Opa Fiete grinste. „Da haben wir jede Menge zu tun. Der muss ausgemistet werden.“ Er schaute seine Frau an.

Auch wenn Oma Ella die Hände über dem Kopf zusammenschlug und lamentierte, dass sie niemals mit ihren ganzen Schätzen, die dort lagerten, woandershin ziehen würde, hatte Sontje das Gefühl, dass sie längst eingeweiht war.

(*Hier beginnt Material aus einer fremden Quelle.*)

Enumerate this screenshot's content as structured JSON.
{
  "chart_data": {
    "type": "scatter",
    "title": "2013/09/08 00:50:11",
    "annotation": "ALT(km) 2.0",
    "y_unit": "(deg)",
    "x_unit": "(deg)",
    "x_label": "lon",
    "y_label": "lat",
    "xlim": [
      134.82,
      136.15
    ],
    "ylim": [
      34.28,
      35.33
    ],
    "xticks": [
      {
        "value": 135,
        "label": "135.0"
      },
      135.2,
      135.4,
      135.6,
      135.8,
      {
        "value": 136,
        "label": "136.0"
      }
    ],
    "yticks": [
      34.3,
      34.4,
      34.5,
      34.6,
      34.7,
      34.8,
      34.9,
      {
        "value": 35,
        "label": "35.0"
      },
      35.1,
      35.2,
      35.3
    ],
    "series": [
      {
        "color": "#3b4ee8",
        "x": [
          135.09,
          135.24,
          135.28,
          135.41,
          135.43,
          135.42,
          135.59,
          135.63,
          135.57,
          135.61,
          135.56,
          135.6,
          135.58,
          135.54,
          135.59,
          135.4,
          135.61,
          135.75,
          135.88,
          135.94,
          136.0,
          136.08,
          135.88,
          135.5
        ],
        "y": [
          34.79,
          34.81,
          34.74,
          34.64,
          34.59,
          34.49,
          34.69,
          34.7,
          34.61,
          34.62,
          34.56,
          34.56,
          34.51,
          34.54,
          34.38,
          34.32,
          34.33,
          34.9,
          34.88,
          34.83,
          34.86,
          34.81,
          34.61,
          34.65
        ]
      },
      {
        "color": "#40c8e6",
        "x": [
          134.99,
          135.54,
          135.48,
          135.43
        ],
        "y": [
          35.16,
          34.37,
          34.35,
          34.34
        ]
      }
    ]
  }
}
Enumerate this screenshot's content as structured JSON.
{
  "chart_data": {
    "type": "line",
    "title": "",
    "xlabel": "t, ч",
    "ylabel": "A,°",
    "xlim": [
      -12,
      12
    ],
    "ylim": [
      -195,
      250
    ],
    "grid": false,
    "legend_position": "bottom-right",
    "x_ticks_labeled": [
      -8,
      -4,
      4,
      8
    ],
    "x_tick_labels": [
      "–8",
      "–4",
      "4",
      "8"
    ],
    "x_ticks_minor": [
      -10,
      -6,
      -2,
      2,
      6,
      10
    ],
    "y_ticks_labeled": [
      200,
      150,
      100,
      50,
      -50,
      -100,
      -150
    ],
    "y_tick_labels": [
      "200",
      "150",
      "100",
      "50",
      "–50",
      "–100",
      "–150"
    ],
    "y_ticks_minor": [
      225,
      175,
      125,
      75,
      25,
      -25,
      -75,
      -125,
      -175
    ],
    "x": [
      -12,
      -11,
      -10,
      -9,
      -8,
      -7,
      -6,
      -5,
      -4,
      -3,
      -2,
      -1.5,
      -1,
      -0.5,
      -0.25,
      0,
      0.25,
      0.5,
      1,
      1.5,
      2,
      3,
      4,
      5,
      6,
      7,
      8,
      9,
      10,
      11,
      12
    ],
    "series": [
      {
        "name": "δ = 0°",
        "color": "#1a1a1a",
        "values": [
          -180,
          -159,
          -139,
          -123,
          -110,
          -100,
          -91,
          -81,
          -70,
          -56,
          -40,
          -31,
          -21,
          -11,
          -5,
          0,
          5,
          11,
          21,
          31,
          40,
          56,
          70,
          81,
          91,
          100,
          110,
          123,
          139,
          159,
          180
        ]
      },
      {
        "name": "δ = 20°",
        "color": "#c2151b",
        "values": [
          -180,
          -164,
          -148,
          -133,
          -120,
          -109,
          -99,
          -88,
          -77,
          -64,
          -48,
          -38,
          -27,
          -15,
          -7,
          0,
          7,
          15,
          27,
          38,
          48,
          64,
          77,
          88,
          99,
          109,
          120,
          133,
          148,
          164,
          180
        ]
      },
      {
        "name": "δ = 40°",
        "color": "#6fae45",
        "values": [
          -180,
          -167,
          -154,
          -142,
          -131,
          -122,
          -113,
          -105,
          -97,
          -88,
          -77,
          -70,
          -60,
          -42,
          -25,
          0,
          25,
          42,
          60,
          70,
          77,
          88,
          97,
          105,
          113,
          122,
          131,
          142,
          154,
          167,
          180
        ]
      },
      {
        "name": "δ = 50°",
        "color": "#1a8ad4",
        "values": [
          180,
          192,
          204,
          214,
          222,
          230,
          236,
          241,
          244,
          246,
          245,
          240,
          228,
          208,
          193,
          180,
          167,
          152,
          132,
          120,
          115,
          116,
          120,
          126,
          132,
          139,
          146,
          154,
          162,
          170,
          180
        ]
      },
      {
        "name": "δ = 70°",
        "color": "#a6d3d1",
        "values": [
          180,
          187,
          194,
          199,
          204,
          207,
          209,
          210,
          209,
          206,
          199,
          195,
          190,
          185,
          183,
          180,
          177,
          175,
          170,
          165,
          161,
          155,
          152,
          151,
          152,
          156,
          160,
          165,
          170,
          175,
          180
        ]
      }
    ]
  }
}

Prompt prusteten ihre Großeltern los. „Du liebe Güte, jetzt macht doch nicht solche Gesichter. Auch dafür hat Opa schon einen Plan. Wir bauen an!“

Nun war Sontje doch platt. „Anbauen? Wohin denn?“

Opa Fiete winkte ab. „Hab ich schon alles besprochen. Morgen kommt der Martin, der hat doch früher auf dem Bau gearbeitet, und der will uns die Abseite anbauen.“

„Abseite?“ Sontje überlegte, ob sie den Begriff schon mal gehört hatte.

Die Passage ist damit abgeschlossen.